The negative prompt is a list of prompts we want to avoid in our generated image. Anything placed in parentheses applies extra weights to that prompt.

We can add an input image if we want our generated image to follow an input template. On the ControlNet Hint dropdown menu, we can select pose, if we want to copy the pose of the subject from the input image. Select the Text2img toggle to be true, that’ll preserve the pose of the image. (recommended). If you want the semantics i.e. the looks and feels of the original image as well, then go for Img2img.

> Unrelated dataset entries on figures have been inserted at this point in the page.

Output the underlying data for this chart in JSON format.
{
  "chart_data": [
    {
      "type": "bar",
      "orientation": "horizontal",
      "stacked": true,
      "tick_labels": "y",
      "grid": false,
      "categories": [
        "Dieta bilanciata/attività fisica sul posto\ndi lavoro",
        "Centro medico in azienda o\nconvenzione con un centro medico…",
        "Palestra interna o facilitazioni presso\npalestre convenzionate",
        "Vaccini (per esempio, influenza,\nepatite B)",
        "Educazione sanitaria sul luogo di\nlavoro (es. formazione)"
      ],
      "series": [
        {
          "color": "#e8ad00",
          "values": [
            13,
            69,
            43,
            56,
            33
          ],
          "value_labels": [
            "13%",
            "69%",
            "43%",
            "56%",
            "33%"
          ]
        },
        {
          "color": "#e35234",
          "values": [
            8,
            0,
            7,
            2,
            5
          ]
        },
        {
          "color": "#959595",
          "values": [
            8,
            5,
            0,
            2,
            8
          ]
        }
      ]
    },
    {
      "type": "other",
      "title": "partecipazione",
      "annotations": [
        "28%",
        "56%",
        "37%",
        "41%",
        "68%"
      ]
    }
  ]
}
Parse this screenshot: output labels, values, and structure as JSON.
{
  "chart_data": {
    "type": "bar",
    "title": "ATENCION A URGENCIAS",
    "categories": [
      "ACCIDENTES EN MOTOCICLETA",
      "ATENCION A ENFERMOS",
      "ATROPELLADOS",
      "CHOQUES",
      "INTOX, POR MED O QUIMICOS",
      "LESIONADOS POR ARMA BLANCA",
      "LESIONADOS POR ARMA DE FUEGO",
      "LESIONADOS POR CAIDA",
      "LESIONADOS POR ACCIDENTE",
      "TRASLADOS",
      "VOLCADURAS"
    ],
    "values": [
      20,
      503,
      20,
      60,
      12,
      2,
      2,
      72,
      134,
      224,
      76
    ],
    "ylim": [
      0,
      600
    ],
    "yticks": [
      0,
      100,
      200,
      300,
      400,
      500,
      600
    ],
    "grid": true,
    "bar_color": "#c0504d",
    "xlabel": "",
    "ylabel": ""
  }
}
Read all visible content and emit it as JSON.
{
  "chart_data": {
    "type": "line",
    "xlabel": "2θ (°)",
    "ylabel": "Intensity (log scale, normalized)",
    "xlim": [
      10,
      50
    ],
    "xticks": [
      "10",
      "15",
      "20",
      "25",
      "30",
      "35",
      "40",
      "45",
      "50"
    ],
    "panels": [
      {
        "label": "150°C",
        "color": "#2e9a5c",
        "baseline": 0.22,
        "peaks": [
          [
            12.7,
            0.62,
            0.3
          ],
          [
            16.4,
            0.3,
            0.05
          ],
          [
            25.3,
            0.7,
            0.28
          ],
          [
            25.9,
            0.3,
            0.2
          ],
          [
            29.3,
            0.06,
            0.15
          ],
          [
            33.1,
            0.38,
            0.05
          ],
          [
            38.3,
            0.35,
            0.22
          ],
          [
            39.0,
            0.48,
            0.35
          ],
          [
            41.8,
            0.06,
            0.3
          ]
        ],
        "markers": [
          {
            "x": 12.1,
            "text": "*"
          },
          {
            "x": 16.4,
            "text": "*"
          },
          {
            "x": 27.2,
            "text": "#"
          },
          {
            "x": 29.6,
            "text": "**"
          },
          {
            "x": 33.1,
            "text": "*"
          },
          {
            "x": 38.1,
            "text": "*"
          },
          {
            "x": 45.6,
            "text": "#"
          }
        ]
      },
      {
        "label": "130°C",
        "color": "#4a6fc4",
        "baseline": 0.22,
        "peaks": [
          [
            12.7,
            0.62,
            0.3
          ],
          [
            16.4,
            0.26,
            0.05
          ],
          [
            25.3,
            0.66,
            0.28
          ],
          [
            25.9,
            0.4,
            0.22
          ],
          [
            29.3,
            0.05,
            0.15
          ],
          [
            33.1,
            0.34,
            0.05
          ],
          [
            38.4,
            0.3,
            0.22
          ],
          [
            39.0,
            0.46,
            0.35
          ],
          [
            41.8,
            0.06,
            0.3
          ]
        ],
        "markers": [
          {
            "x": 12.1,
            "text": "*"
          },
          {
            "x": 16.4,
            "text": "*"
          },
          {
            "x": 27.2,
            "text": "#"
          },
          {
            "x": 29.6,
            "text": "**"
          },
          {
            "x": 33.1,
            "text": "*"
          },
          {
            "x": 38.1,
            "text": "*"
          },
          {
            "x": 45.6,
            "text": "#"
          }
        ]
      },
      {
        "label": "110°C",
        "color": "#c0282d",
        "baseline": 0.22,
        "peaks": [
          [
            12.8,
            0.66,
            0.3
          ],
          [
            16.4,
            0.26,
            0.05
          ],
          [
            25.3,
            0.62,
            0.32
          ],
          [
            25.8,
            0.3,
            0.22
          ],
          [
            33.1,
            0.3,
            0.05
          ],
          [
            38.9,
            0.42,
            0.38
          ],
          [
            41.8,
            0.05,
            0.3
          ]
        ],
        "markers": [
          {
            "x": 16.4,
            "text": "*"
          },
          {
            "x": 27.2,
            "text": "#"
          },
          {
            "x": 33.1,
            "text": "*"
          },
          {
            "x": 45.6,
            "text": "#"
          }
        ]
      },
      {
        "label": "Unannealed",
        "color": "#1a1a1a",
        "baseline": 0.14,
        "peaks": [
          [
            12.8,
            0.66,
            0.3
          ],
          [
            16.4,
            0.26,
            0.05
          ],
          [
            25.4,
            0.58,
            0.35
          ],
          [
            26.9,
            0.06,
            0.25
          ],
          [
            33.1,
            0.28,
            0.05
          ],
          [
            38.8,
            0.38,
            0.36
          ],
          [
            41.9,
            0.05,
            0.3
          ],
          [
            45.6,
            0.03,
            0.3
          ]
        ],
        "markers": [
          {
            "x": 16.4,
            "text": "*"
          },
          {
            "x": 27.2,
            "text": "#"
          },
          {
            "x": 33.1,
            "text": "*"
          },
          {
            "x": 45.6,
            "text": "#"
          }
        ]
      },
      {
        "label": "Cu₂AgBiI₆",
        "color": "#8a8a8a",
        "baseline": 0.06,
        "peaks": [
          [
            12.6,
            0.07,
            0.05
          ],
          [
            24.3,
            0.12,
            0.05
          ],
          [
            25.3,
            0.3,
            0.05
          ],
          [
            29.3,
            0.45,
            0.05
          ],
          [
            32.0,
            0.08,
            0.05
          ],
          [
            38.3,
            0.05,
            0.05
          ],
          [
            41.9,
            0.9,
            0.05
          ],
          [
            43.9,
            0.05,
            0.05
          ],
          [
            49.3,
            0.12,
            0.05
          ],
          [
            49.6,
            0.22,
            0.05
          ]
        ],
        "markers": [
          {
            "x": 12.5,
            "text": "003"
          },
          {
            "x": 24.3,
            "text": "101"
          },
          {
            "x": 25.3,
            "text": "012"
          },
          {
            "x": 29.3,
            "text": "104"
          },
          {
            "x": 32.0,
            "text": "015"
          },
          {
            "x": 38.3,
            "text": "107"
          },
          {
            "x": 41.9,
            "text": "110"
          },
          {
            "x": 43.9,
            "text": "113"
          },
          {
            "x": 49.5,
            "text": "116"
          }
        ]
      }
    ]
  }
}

For example, let’s take this pose as our input image:

alt_text

Also, keep the Inpaint Faces and Face Swap toggle on. Inpaint Faces iterates one more time over the faces of the subject to ensure that there is no distortion in the outcome, while the Face Swap option ensures that the face of our model is taken from the training images and swapped in the generated image to enhance resemblance in the final output.

Let’s look at the result of our first prompt:

alt_text

As you can see, the ControlNet has ensured that the output pose is similar to the pose of the input image.

Step 3: Examples

Prompt 2:

a man at the finish line of a race on an olympic track
BREAK sharp details
BREAK ohwx man wearing running clothes and shoes, jubilant expression on his face&lt;lora:960310:1.0>

Negative: anime, cartoon, graphic, text, painting, crayon, graphite, abstract, glitch, deformed, mutated, ugly, long neck, disfigured, fused lips,

alt_text

Prompt 3:

full body workout in a vibrant gym, action, perspective, speed, movement, ripped, push ups fit
BREAK sharp details, realistic image, Porta 160 color, ARRI ALEXA 65
BREAK ohwx man doing push-ups, intense look on his face <lora:960310:1.0>

Negative: anime, cartoon, graphic, text, painting, crayon, graphite, abstract, glitch, deformed, mutated, ugly, long neck, disfigured, fused lips,

alt_text

Prompt 4: (wide shot) of a man walking at night on the streets of New York, warm lighting, photorealistic

BREAK
BREAK ohwx man wearing casual sports wear&lt;lora:960310:1.0>
Negative: hat, cartoon, ugly

alt_text

Final Note

The above steps can be used to generate product photography or e-commerce images. With multi-pass inference, you can gain a huge amount of control over your image backgrounds vis a vis the foreground. This technique allows you to iteratively refine and tailor the background details, ensuring that they align with your vision and objectives.

Whether you're looking to create images for branding, marketing, storytelling, or artistic expression, multi-pass inference by Astria.ai provides the flexibility and precision to shape the background just as you need it. You can now harness this tool to bring depth, context, and nuance to your visual content, making your image speak in harmony with your creative goals.